情報を制するものは災害を制す--医療現場から考える情報共有“速度”の重要性 - (page 2)

遠山恵子 (インサイト)

2014-10-23 12:53

遠隔で認知症を評価

 高齢者医療に関しては、成本氏が文部科学省の公募事業「革新的イノベーション創出プログラム(COI STREAM)」での取り組みを解説した。成本氏は同ブログラムでトライアルに採択された事業のひとつ「COLTEM」で研究リーダーを務める。

成本迅氏
京都府立医科大学 大学院医学研究科 成本迅氏

 COLTEMは、高齢者の生活について、健康なときから認知症を発症して判断能力が低下した状態まで一環して支えるための包括的な支援システムの構築を目指すプロジェクト。法学や工学、医学の研究者、実務家、企業、行政が一体となって関わっている。

 「高齢化率30%以上の京都府京丹後市をモデル地域に設定して、京都府立医科大学や丹後保健所、京都府医師会、認知症患者と家族の会などが中心となって活動を開始。その後、慶應義塾大学の医学部や理学部、千葉大学の法政経学部、多くの民間企業に参加いただいた」(成本氏)

 民間企業としては、老人ホーム運営のベネッセスタイルケア、預金や保険の管理や信託事業などでかかわる三井信託銀行、京都銀行、ソニー生命などのほか、システムや環境構築、技術開発面でシスコ、IIJグローバルソリューションズ、アールエフネットワーク、アイトシステム、村田製作所、住友電工、LIXILなどが参加する。

 具体的な取り組みは、(1)チェックリストや対応マニュアルを開発、配布する「意思決定サポートセンター」、(2)リスク認知に及ぼす影響を検証する「意思決定の特徴」、(3)映像会議などの技術を使って遠隔で認知症を評価する「遠隔技術」、(4)認知症患者を見守るシステムを開発する「認知症の早期診断見守りシステム」、(5)「電波センサを用いた見守りシステム」――という5つが進められている。2015年10月までに成果を報告し、その評価でさらに7年間の研究開発を続けるスケジュールだ。

 シスコは「遠隔技術を用いた能力評価の開発」の実証実験に参加する。この実験では、高齢者の感覚障害をサポートする技術開発として、医師が認知能力を遠隔診断するシステムを検証する。遠隔地点をつなぐコミュニケーションシステムの手段として、IIJグローバルはSaaS型のマネージド映像会議システム「COLLABO de! World」を用い、シスコは映像会議システム「Cisco TelePresence」を提供、7月24日に検証拠点に設置した。

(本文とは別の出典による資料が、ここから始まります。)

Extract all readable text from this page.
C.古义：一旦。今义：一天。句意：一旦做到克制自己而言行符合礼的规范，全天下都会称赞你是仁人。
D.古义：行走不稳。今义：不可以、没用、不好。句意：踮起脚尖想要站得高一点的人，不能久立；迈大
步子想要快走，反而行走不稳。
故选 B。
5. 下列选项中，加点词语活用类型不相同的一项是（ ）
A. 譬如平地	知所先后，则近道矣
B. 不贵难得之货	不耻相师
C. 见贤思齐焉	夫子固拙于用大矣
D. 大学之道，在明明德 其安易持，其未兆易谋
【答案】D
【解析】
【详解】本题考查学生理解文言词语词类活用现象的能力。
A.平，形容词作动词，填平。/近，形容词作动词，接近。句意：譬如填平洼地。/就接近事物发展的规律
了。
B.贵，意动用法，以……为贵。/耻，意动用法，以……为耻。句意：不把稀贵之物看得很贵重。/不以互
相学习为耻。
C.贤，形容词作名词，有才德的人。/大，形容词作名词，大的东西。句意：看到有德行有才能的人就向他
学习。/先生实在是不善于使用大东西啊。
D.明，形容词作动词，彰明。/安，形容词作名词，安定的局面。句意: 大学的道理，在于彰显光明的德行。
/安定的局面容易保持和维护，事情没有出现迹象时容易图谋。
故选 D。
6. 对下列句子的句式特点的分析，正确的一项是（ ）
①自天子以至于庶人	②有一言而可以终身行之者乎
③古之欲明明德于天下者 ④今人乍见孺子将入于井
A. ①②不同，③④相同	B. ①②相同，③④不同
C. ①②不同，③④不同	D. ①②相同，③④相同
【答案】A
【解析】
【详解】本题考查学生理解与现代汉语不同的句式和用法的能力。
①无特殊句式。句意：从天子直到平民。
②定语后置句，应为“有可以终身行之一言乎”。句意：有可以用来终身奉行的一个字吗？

 「私の専門は認知症だが、テレビ会議などを使った遠隔での認知症評価の窓口を開設すると、すぐに数カ月先まで予約でいっぱいになるような状況。ニーズが多いが、専門医が足りていない」と成本氏。

 遠隔技術のメリットとしては、距離を問わないこと、時間の節約ができること、コストが削減できること、映像や音声、安全性が向上すること、バイアス除去や標準化が容易であることなどを挙げた。医療従事者側からは、へき地でも専門家がアドバイスできる、投薬のないカウンセリングが可能である、中央評価者による精神症状や認知機能を評価できるといった利点があるという。

 成本氏は「医療分野ではICTの活用が民間企業ほど進んでいないのが現状だ。軽度の認知症で自分で契約などできなくなる高齢者はどんどん増えていく。民間企業の力を借りながら、窓口での遠隔技術による能力評価の実施や高齢者対応のサービスの開発に取り組んでいく」と話した。